Alles schon mal da gewesen: Vor 70 Jahren waren die deutschen Kurorte, ganz ähnlich wie heute, in
einer wirtschaftlichen Krise. Die Seebäder schlossen sich daher 1930 zu einer Arbeitsgemeinschaft zusammen,
um mit einer drastischen Maßnahme Abhilfe zu schaffen: Das Verbot des Glücksspiels in den Bädern müsse aus
dem Reichskurortgesetz verschwinden. Die Kur-Manager setzten, neudeutsch formuliert, schon damals auf den
"fun factor". Von Spielbanken versprach man sich mehr touristische Attraktivität und einen Zustrom frischen
Geldes in die gebeutelten Orte.
"Das darf nie erlaubt werden", appellierte der Satiriker und Kommentator Kurt Tucholsky.

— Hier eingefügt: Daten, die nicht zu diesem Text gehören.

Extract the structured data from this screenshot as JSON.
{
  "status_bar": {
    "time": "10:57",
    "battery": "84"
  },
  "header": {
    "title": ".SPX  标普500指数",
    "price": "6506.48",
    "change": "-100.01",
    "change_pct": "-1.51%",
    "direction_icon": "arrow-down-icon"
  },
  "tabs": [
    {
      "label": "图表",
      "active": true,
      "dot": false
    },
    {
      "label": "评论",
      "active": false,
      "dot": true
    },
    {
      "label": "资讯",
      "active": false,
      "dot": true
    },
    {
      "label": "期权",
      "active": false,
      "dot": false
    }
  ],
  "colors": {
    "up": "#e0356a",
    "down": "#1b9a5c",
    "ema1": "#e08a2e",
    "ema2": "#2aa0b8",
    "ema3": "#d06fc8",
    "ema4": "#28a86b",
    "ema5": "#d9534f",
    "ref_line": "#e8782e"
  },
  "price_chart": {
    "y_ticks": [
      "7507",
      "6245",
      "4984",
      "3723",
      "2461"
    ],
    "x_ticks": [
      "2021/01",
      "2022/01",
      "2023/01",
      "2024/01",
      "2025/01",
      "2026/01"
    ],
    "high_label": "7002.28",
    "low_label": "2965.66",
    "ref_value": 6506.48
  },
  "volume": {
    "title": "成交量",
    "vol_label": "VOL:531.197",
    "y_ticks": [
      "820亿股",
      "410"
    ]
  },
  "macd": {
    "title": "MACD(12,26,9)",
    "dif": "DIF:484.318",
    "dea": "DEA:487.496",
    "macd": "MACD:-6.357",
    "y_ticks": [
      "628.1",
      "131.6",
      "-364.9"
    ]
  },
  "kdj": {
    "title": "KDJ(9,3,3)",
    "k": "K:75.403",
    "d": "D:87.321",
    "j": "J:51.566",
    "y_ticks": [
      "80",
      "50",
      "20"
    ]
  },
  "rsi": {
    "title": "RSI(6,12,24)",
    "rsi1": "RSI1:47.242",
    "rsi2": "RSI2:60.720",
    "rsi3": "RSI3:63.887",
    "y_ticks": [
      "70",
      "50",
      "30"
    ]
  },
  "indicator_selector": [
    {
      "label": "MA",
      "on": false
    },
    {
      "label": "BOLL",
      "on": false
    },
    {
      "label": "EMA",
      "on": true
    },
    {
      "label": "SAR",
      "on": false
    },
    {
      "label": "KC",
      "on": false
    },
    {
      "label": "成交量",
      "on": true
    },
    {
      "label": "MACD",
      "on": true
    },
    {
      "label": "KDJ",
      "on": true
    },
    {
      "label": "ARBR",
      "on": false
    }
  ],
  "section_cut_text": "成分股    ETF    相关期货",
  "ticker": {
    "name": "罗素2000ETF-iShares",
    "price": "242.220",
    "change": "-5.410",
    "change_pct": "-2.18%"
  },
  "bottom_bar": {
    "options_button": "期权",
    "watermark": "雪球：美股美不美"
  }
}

Denn "man mag nicht
an einem Ort, wo sich der Städter von elf Monaten Staub und Arbeit erholt, diese Schieber des Spiels
versammelt sehen, die überall auftauchen, wo gespielt wird". Tucholsky fürchtete vor allem auch einen rasanten
Preisanstieg in den Kurorten, denn "wer sich Geld erspielt und nicht erarbeitet, achtet es nicht". Gewinnen
würden nur die Banken, warnte der Autor. Außerdem wäre es "eine geradezu gemeine Aufreizung, wenn unsere
Arbeitslosen in der jetzigen Zeit mitansehen müssten, wie die Leute ihr Geld verspielen".
Im Jahr 2000, angesichts von Dutzenden Spielbanken und Casinos in Kurorten, ein längst überholtes HorrorSzenario? Nicht ganz, denn der Mahner Tucholsky findet selbst unter höchsten Kur-Funktionären offene Ohren.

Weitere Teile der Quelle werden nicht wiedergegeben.